Bundesgerichtshof Urteil, 06. Apr. 2005 - 5 StR 22/05
Gericht
Richter
BUNDESGERICHTSHOF
2. Die Staatskasse trägt die Kosten des Rechtsmittels der Staatsanwaltschaft und die dem Angeklagten im Revisionsverfahren entstandenen notwendigen Auslagen. Die Nebenklägerin trägt die Kosten ihres Rechtsmittels. Die im Revisionsverfahren entstandenen gerichtlichen Auslagen tragen die Staatskasse und die Nebenklägerin je zur Hälfte.
– Von Rechts wegen – G r ü n d e Das Landgericht hat den Angeklagten wegen Totschlags in Tateinheit mit unerlaubtem Führen einer halbautomatischen Kurzwaffe zu einer Freiheitsstrafe von zehn Jahren verurteilt.
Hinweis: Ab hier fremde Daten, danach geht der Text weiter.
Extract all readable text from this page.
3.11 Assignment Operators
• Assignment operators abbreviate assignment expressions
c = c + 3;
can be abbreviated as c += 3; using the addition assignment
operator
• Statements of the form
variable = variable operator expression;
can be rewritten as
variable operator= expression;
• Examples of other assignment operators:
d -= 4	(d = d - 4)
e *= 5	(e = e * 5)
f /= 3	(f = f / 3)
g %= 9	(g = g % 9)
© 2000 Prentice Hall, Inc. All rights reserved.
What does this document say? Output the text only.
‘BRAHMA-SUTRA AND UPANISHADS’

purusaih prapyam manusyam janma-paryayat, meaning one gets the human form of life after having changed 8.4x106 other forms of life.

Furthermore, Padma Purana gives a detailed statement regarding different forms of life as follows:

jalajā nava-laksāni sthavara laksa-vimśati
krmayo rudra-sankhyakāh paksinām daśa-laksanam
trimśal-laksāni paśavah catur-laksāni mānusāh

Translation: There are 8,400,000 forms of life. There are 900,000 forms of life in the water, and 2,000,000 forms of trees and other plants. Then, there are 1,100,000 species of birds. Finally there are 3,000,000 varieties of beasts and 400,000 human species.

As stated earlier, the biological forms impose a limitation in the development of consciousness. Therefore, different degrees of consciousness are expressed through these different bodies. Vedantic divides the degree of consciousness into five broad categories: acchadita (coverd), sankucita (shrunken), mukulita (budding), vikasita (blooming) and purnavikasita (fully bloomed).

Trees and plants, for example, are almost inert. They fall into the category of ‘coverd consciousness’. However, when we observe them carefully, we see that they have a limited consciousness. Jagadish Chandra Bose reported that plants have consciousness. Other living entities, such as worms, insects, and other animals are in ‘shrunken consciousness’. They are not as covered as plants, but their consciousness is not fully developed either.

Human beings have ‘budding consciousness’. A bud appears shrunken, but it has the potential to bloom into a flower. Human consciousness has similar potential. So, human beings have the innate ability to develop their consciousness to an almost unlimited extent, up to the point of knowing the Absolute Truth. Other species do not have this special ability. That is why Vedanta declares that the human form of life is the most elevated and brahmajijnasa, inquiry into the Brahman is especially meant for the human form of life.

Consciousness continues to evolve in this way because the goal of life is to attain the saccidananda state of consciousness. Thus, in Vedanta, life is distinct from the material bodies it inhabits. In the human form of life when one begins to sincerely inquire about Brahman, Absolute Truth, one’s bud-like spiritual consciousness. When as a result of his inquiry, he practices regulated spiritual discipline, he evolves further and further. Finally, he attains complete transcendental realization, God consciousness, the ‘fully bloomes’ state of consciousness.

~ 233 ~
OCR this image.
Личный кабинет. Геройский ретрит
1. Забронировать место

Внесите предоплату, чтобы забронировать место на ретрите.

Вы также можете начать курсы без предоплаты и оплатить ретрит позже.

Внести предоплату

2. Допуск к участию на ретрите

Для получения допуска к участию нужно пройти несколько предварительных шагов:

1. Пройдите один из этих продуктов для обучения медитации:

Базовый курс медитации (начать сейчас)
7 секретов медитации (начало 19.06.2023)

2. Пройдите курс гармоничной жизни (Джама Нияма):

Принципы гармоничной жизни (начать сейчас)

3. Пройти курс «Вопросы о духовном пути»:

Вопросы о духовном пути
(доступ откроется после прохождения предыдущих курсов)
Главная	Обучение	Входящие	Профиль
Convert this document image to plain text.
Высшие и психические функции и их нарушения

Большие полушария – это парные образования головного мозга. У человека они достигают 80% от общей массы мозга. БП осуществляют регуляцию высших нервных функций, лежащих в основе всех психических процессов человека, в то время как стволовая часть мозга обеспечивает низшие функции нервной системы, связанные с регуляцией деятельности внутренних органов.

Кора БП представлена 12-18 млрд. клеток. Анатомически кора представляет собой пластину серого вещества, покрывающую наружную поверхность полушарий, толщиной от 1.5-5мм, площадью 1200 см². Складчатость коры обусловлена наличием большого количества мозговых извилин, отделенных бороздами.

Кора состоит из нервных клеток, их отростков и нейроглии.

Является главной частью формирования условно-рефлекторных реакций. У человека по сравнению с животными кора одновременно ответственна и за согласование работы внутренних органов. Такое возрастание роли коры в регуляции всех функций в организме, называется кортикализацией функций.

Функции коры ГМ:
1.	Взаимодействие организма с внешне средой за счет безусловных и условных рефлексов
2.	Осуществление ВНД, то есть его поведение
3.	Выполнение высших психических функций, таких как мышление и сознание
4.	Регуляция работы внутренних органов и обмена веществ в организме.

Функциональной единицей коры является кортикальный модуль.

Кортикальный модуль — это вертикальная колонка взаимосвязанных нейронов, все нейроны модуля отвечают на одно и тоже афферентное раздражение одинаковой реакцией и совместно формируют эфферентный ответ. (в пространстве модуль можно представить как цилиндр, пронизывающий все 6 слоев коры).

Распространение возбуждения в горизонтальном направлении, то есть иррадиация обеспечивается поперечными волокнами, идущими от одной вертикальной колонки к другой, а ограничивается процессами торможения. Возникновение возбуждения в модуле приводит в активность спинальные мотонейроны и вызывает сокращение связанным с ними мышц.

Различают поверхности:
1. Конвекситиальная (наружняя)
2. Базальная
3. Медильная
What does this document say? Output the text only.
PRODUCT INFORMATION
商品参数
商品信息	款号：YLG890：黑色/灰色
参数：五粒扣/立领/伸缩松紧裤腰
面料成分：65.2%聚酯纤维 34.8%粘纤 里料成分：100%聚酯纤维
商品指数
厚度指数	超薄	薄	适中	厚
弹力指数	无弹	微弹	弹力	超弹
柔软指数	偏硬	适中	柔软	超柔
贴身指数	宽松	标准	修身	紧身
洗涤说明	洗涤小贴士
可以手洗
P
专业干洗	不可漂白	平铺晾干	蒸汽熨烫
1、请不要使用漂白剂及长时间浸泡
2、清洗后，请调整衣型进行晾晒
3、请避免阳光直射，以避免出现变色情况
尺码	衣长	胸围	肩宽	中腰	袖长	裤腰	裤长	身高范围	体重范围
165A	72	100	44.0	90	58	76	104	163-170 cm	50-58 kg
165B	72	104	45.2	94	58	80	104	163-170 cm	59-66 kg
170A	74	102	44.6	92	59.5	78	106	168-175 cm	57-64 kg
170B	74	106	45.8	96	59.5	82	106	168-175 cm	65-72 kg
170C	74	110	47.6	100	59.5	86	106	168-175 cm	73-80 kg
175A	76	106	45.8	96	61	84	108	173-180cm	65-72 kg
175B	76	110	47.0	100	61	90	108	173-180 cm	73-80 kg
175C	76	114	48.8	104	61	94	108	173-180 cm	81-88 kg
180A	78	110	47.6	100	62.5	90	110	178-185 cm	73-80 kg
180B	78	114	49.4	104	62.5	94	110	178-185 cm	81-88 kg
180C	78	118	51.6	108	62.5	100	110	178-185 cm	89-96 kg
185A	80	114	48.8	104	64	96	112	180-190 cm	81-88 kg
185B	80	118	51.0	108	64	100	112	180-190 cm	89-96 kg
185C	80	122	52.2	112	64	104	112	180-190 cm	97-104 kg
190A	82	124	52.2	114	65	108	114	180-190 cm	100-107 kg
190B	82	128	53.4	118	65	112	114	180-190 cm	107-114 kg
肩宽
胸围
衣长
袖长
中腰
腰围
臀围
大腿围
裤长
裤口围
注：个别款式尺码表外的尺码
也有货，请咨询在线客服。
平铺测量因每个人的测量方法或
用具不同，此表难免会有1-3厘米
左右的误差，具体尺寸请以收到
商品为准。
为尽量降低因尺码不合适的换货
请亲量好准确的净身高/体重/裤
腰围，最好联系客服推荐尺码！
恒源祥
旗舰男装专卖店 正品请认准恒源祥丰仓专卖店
Die Staatsanwaltschaft, deren Revision vom Generalbundesanwalt nicht vertreten wird, und die Nebenklägerin erstreben mit ihren Rechtsmitteln eine Verurteilung wegen Mordes. Die Revisionen bleiben erfolglos.
1. Das Landgericht hat im wesentlichen folgende Feststellungen getroffen : Der 46 Jahre alte Angeklagte, ein ehemaliger Offizier der sowjetischen Armee, nahm bei dem aus Armenien stammenden Autohändler M gelegentlich hoch verzinsliche Darlehen für sein KfzHandelsunternehmen auf. M verlangte im Oktober 2003 mehrfach die umgehende Rückzahlung eines seit März 2003 geschuldeten Betrages von 3.000 €. Der Angeklagte war zur vollständigen Rückzahlung aber nicht in der Lage. Am Abend des 21. Oktober 2003 suchte der Angeklagte den Autoverkaufsplatz seines Gläubigers auf. In seiner Jackentasche führte er eine mit acht Patronen geladene und einem Schalldämpfer versehene Pistole mit sich. Damit wollte er M notfalls einschüchtern und einen weiteren Zahlungsaufschub durchsetzen. Der Angeklagte bot die Zahlung von 1.000 € an und stellte die Begleichung der Restschuld nach erwarteten eigenen Zahlungseingängen für die nächste Zeit in Aussicht. Damit war M nicht einverstanden. Er verlangte die vollständige Begleichung der Schulden noch am selben Tag und drohte, die Kinder des Angeklagten könnten zu Invaliden werden. Er forderte den Angeklagten auf, über die Gesundheit seiner Familie nachzudenken; er werde noch heute seine Leute mobilisieren. Dagegen verwahrte sich der Angeklagte unter anderem mit den Worten: „Wenn du oder jemand anderes mir oder meiner Familie etwas antun sollten, wirst du dafür büßen!“ Er holte gleichzeitig – aus Sorge um seine Familie – die Pistole aus der Jacke und richtete sie auf seinen Widersacher, um diesen einzuschüchtern. Als M die Waffe sah, versuchte er sofort, sie dem Angeklagten mit einem Fußtritt aus der Hand zu schlagen. Der Angeklagte kam diesem aber zuvor und schoß zweimal auf seinen Gläubiger. Der Schalldämpfer fiel zu Boden. M brüllte den Angeklagten an, daß dieser „ein toter Mann“ sei. Daraufhin schoß der Angeklagte sechsmal auf sein Opfer, um ihn zu töten. M verstarb trotz einer mehrstündigen Notoperation am folgenden Tag aufgrund nicht mehr beherrschbarer Blutungen.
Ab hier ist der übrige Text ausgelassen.